In Queensland’s case, you look at the players when they’re talking about it and they’re smiling; they’re having a good time with it.

I know from the outside the fact the Queenslanders are told not to mention NSW could appear a little disrespectful.

In my humble opinion it is in a way, as we were brought up to never think like that. But in another way, it is respecting NSW highly as the Maroons think that blotting them out will help Queensland focus on its own preparation much better.

If that is a tactic to get themselves right before anything else, then it may well work.

I go back to thinking it’s quite a fun thing really. There’s bound to be fines for players for accidentally dropping the NSW name in a conversation, or training session. The players are probably having a real giggle about it all as an in-house joke.

It just shows me that both coaches have bought into Origin so deeply that they now have these peculiarities in their preparation. That’s probably because Freddy and Kevvie have named two pretty evenly matched teams.

I’m really looking forward to the game which brings the best fullback in the world at the moment in James Tedesco, facing the best emerging fullback in the world in Kalyn Ponga.

The halves are intriguing with Daly Cherry-Evans, now captain of the Queensland side, continuing his formidable combination with Cameron Munster. They were on fire in Game III last year and then played in two Tests for the Kangaroos together.

Opposing them is the steady hand of Nathan Cleary and probably the best five-eighth in the NRL at present, Cody Walker. But they haven’t played together before.

I feel that’s a good mix because Nathan has the ability to take the team around the park, keep everyone playing to the plan. And that will help Cody considerably as that’s a similar playing style to Adam Reynolds at South Sydney, allowing Cody to run the footy.

DCE is similar to Nathan in that he understands the structure of his team and can guide them all, while Cameron Munster can unveil his running game once again. How good will those match-ups in the halves be?

Probably the best player in the competition at the moment is Damien Cook. Playing at No.9 he’s added to his running game, his passing game in 2019, and he actually kicks more often now.

Defensively he plays big minutes and doesn’t miss many tackles. And he’s up against a halfback filling in at No.9 in Ben Hunt, but most of the good judges think he’s a better No.9 than he is a No.7.

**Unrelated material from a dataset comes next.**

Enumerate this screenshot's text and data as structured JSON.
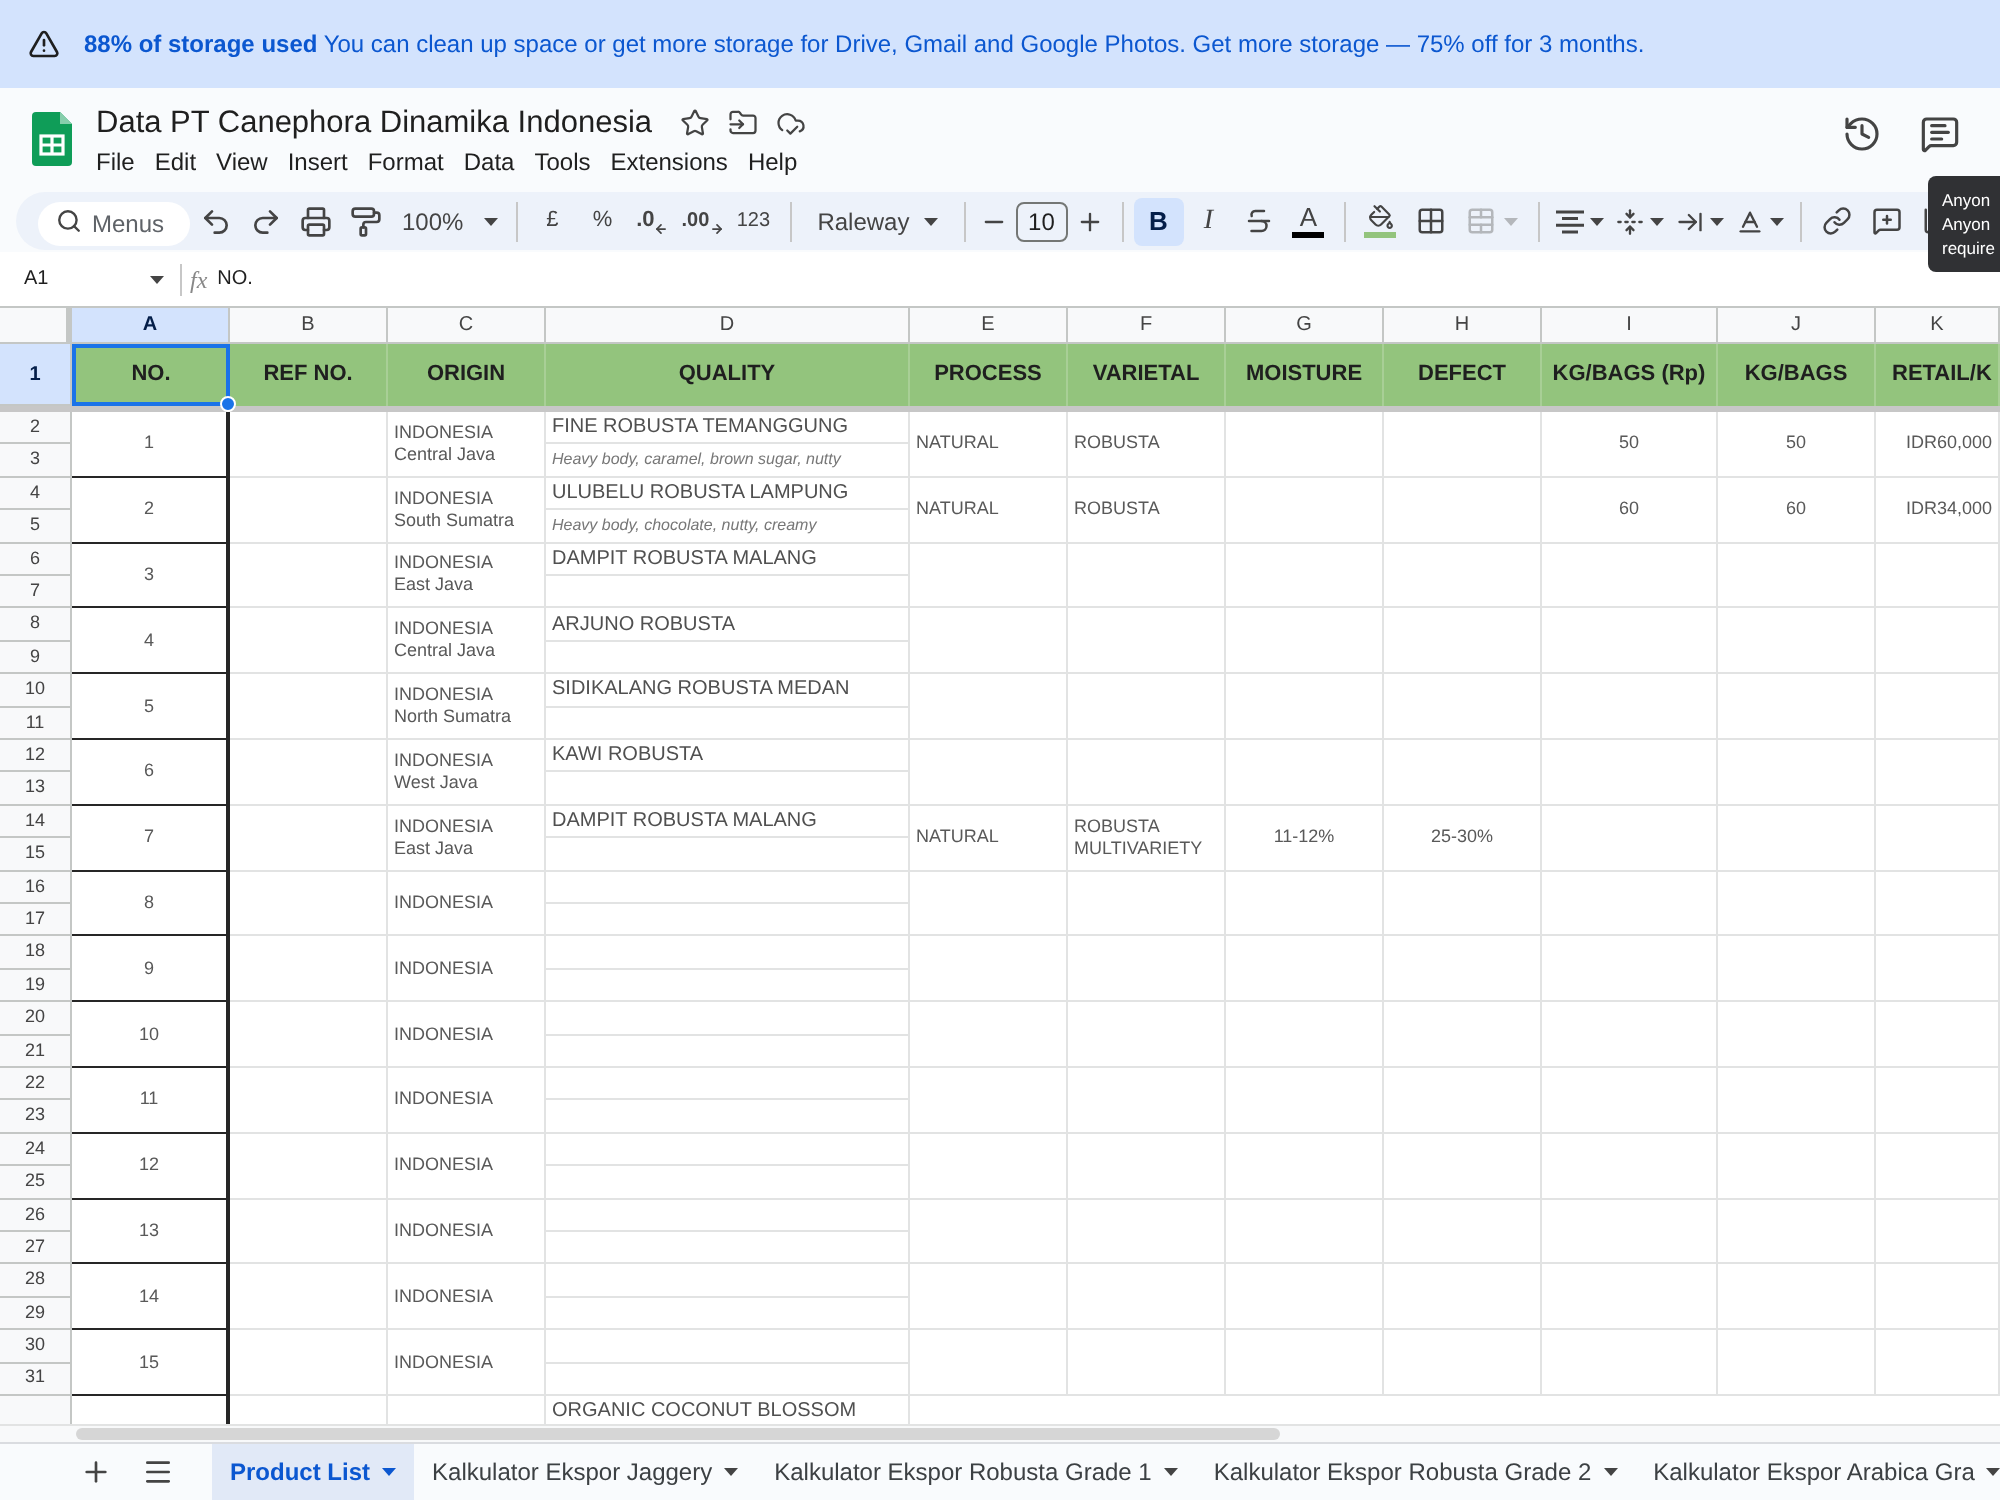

Ben can run, he can kick, he can pass and he can do it all very effectively out of dummy half. Defensively he’s very solid as well in the middle.

Maroons hooker Ben Hunt.
Maroons hooker Ben Hunt. ©Nathan Hopkins/NRL Photos

So all the doom and gloom around Origin starting fade now with the quick exits of big-occasion players like Greg Inglis, Billy Slater, Cooper Cronk, Darius Boyd and Cameron Smith, is just not true.

The old adage in our sport is when one retires, another one comes in. Origin is a never-ending cycle of great players coming in and impressing.

For both Queensland and NSW they now have teams that are going to be around for a while – players coming into their prime or just start their rise at the elite representative level. So this is the emergence of two new, fresh, high-quality teams.